The change represents a significant shift in Georgia. When John W. Oxendine was insurance commissioner, he maintained for years that state law gave his office almost no authority to influence what insurers charged for health insurance, even if he believed that rate increases were excessive.
Manders said that the Insurance Department is reviewing the current law -- and considering proposing changes -- to allow for the more robust review that the federal health law prescribes. The Insurance Department is still hammering out the detailed rules it will use to comply with the federal law. Georgia law requires advance approval of rates for individual plans sold by health maintenance organizations. But for most individual and small group plans, insurers simply notify the commissioner of new rates and file financial data in support of the change.
Insurers in Georgia were among the most likely in the nation to get the rate increases they wanted, according to a new report by the Government Accountability Office. In North Dakota and New York, more than 70 percent of initial rate increase filings were withdrawn or adjusted down, compared with just 5 percent in Georgia, according to the report.
Federal officials said simply revealing the information -- which will be posted online for consumers to see -- and adding scrutiny will make a difference in states such as Georgia where the commissioner doesn't set the rates. "If the [Insurance] Department raises a question or identifies errors, typically a company will resubmit their filing or correct their filing, and this can often result in lower rates for consumers," said Steve Larsen, director of the Center for Consumer Information and Insurance Oversight at the U.S. Department of Health and Human Services. With the changes made by Hudgens, the feds have determined that Georgia has an "effective" rate review process.
Georgia was one of five states that declined to apply for a federal grant last year to beef up its rate review process -- a decision made by Oxendine. Manders said the Insurance Department is considering applying for the federal rate review grant during the second round of funding.

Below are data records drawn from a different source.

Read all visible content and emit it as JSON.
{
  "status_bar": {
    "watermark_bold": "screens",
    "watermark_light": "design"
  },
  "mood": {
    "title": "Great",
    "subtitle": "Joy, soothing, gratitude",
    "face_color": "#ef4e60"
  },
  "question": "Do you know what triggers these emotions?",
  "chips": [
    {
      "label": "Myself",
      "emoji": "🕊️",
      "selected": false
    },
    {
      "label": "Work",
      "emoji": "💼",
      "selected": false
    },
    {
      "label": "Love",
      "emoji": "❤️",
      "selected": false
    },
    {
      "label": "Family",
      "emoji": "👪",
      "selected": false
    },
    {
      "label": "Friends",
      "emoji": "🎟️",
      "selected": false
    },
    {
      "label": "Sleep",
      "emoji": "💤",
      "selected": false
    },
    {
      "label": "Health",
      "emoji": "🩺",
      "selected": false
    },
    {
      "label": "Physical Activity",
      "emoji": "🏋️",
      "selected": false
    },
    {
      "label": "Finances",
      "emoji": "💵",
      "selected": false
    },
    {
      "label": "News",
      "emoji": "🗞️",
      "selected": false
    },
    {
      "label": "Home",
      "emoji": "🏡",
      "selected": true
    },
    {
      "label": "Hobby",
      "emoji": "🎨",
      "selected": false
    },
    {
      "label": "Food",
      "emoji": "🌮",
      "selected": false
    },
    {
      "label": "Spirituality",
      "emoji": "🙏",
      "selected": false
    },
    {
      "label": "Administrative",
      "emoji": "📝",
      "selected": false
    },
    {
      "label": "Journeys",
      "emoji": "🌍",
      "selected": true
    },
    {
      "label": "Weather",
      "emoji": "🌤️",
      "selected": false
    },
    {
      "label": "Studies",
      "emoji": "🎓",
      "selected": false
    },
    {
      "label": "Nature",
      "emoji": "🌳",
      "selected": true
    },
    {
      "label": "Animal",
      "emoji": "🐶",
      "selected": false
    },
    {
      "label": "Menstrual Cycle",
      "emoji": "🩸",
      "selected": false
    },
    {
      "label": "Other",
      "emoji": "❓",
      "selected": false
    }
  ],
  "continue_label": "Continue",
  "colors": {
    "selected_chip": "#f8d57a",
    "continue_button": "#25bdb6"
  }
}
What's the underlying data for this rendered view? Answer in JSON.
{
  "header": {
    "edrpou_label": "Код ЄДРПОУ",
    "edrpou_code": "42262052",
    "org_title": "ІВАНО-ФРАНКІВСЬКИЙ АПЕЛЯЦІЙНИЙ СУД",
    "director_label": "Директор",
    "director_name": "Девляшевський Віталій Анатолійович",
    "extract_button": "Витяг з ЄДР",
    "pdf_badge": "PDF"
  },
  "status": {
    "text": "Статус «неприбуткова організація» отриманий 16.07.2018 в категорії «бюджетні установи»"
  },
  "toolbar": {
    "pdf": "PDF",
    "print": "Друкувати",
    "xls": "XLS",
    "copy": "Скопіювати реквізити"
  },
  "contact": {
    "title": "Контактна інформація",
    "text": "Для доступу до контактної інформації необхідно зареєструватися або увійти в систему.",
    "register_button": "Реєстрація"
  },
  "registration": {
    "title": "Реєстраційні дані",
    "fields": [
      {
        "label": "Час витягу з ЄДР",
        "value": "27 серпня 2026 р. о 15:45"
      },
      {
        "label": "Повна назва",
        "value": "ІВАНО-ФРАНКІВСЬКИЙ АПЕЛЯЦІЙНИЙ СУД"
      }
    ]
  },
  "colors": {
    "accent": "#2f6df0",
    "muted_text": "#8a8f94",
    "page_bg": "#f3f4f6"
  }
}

Cindy Zeldin, executive director of the nonprofit Georgians for a Healthy Future, said the new requirements could help the consumers in the individual market who do not have the clout to negotiate with their insurers, and who need better information about what's happening with their plans. "The more tools the Insurance Department has to work on behalf of consumers, the better," she said.
Dr. Ed Gerson said more scrutiny of Georgia's insurers can't come soon enough. The Atlanta radiologist said the premium on his individual health care policy from Blue Cross Blue Shield increased by 33 percent in less than two years. He was hit with two double-digit increases even though he hasn't cost the insurer anything -- his minimal medical costs did not exceed his deductible. He filed a complaint with the Insurance Department last year but was told that the state had little authority over what the insurer charged and could do nothing.
Gerson, who believes insurers were trying to increase rates before the new regulations of the federal health law hit, has since contacted legislators and regulators to try to push for better oversight.
"When the CEO’s bonus and shareholder profits are more important than the services the insurance companies provide, there is something wrong with the system," he said.
Gerson said he's concerned that new reviews will not be effective because Georgia law doesn't give the insurance commissioner the authority to turn down a request, as other states do. But he hopes it will have at least some impact on prices.
"If they can keep the increases to 10 percent or less," he said, "we're better off than the 33 percent we have had in the last year and a half."